Martin Rex wrote:
What DNSsec will provide is what is described in rfc-4033 section 3.1
data origin authentication and data integrity protection.
That is already offered with plain old DNS with UDP checksum,
cookie and return routability, though UDP checksum is optional
and cookie of message ID is a little bit too short.
In order to obtain any level of "trust", you would not only have
to configure the keys for specific zones that you trust,
but also create an out-of-band trust relationship
(person-to-person, audit) of the registry administrating the
relevant DNS-zones you want to trust, their equiment and
you will need to create an out-of-band trust relationship to
the adminstrator(s) who operate(s) the server(s)/service(s)
for which you want to resolve the names through DNSsec and
their network admins and the operational procedures that they use.
That might be a time-consuming, expensive and error-prone effort
that by itself get outdated, and it scales nowhere considering
the size of the DNS.
Right.

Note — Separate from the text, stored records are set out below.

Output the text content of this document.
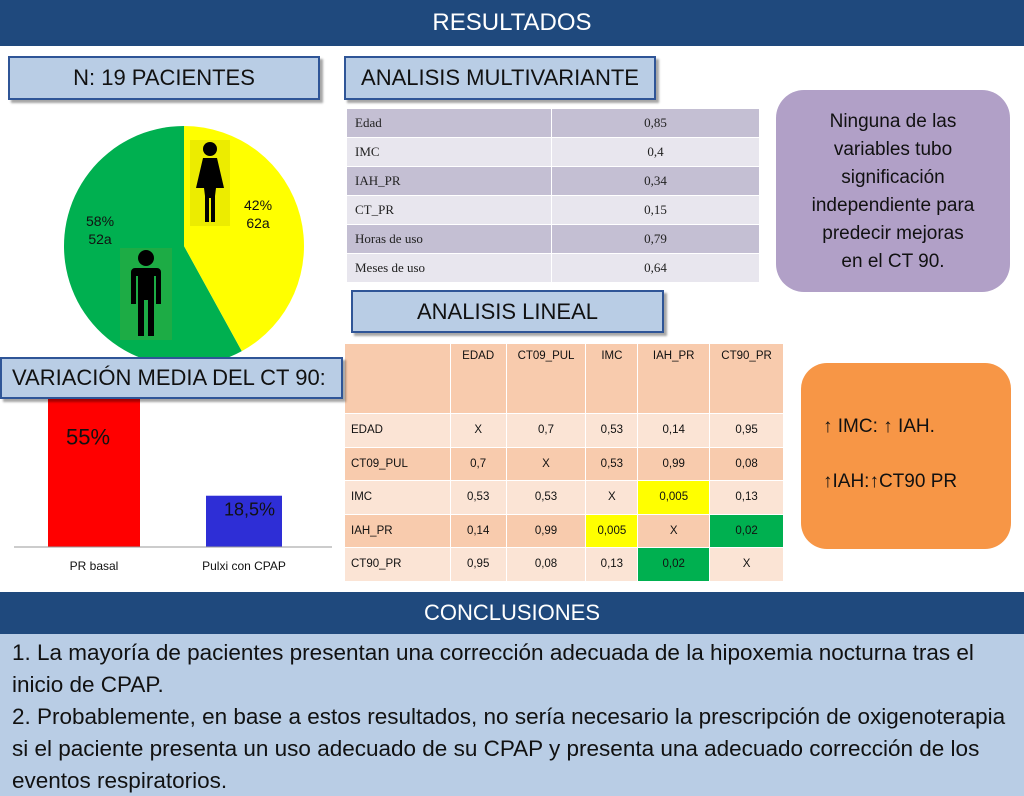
RESULTADOS
N: 19 PACIENTES	ANALISIS MULTIVARIANTE
ANALISIS LINEAL
42%
62a
58%
52a
Edad	0,85
IMC	0,4
IAH_PR	0,34
CT_PR	0,15
Horas de uso	0,79
Meses de uso	0,64
Ninguna de las
variables tubo
significación
independiente para
predecir mejoras
en el CT 90.
	EDAD	CT09_PUL	IMC	IAH_PR	CT90_PR
EDAD	X	0,7	0,53	0,14	0,95
CT09_PUL	0,7	X	0,53	0,99	0,08
IMC	0,53	0,53	X	0,005	0,13
IAH_PR	0,14	0,99	0,005	X	0,02
CT90_PR	0,95	0,08	0,13	0,02	X
↑ IMC: ↑ IAH.
↑IAH:↑CT90 PR
55%
18,5%
PR basal	Pulxi con CPAP
VARIACIÓN MEDIA DEL CT 90:
CONCLUSIONES
1. La mayoría de pacientes presentan una corrección adecuada de la hipoxemia nocturna tras el inicio de CPAP.
2. Probablemente, en base a estos resultados, no sería necesario la prescripción de oxigenoterapia si el paciente presenta un uso adecuado de su CPAP y presenta una adecuado corrección de los eventos respiratorios.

So, DNSSEC is no better than plain old DNS.
I have set up my DSL router to register the IP assigned by the ISP
with dyndns.org (builtin feature of the DSL-router). But whenever
the connection is dropped, that DNS entry with dyndns.org is
inaccurate until my router re-connects and updates it with the new IP.
It partially is a problem of unnecessarilly long TTL, which
means poor administration of related zones. That is, DNS is
not fully responsible for the problem.